In water, the following equilibrium operates under standard conditions of temperature and pressure.......
#2H_2O(l) rightleftharpoons H_3O^+ + HO^-#
And as for any equilibrium, we can define an equilibrium constant.
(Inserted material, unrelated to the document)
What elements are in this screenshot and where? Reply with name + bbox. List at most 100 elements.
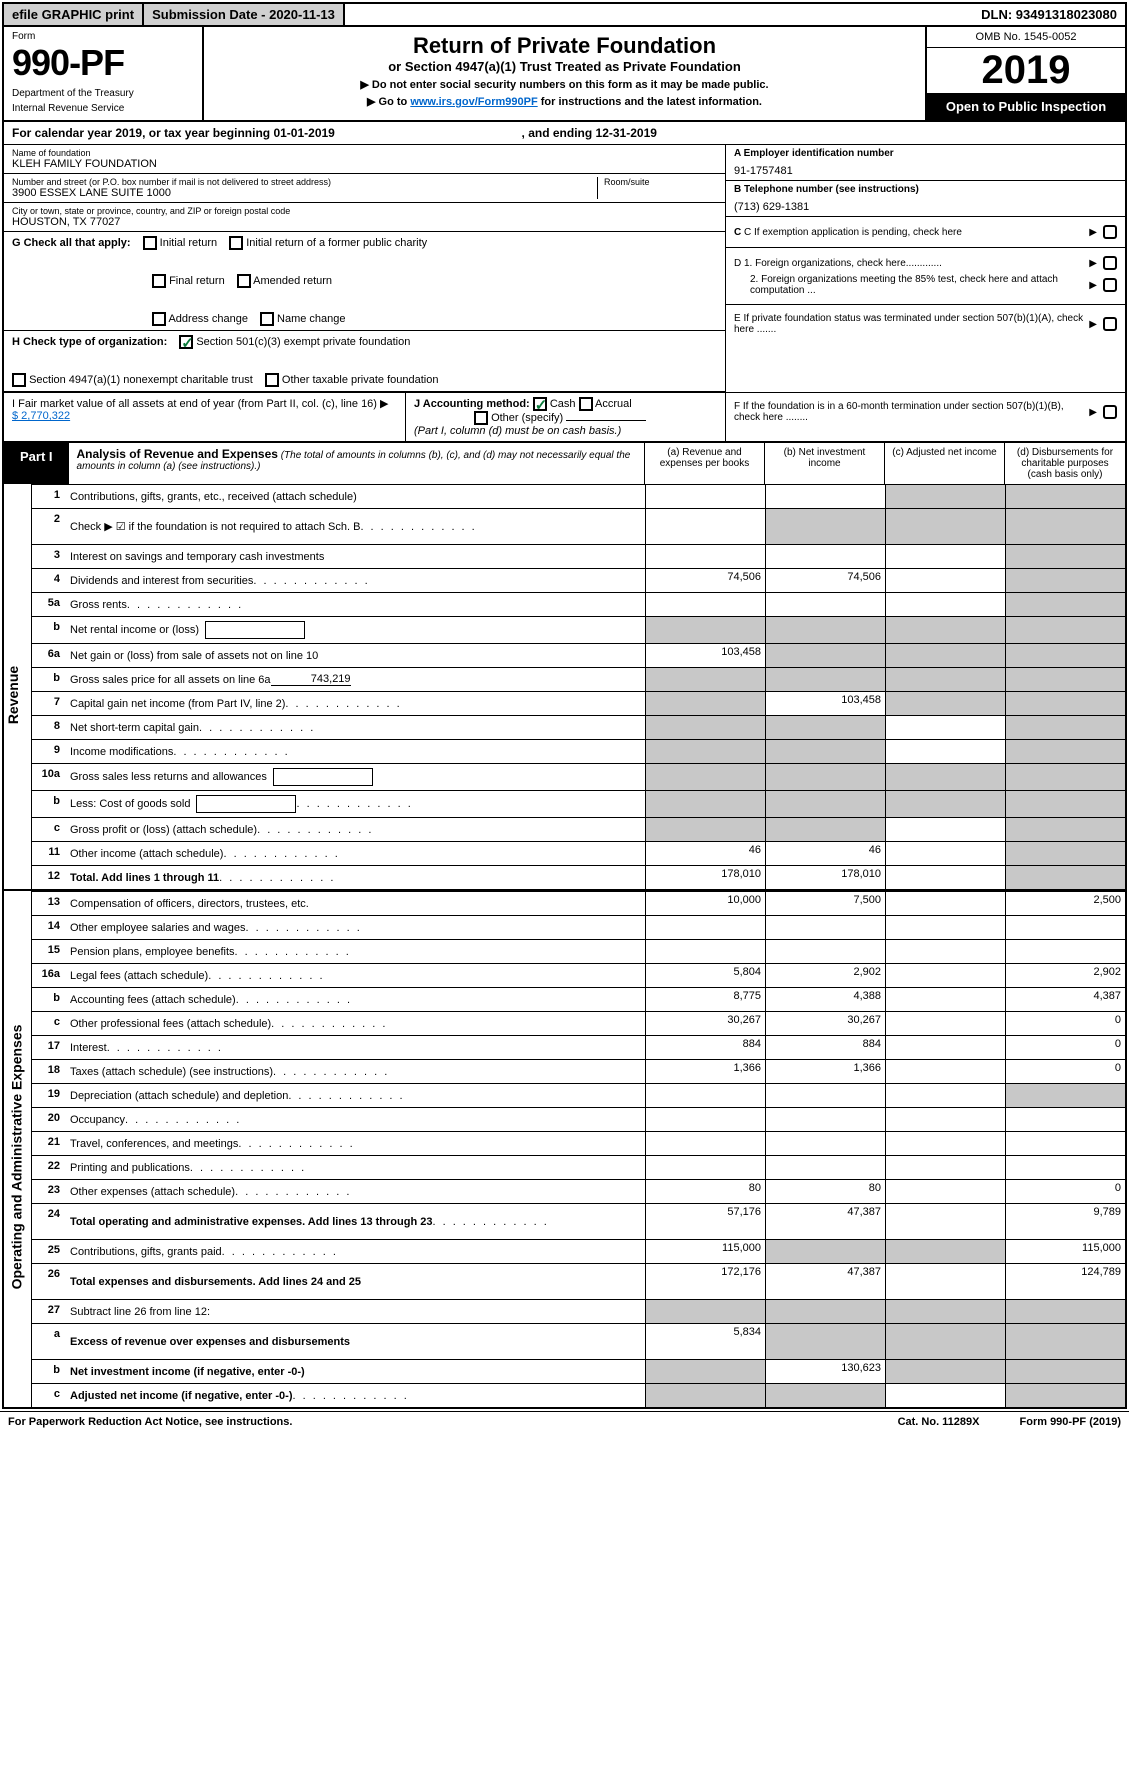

And in this instance, we write #K_w=[H_3O^+][HO^-]=10^(-14)#.
Given #[H_3O^+]=5.4xx10^-9*mol*L^-1#, then..............
#[HO^-]=(10^-14)/(5.4xx10^-9)=1.85xx10^-5*mol*L^-1#.
Since #[HO^-]">>"[H_3O^+]# the solution is BASIC.
Note that we can use #"the log function"# to make this calculation easier.
If we take #log_10# of both sides of #K_w=[H_3O^+][HO^-]=10^(-14)#, we get:
#log_10K_w=log_10[H_3O^+]+log_10[HO^-]#
OR..........
#-log_10K_w=-log_10[H_3O^+]-log_10[HO^-]#
But #-log_10K_w=pK_w#, and #-log_10[H_3O^+]=pH# and #-log_10[HO^-]=pOH# BY DEFINITION.
And also by definition of the #"log function"#, #log_(10)10^-14=-14#.
And thus #14=pH+pOH#. And so (finally!) we can use this relationship in the given problem:
#[H_3O^+]=5.4xx10^-9#, and thus #pH=8.27#, #pOH=5.73#. At neutrality, #pOH=pH=7#. And here the solution is clearly basic.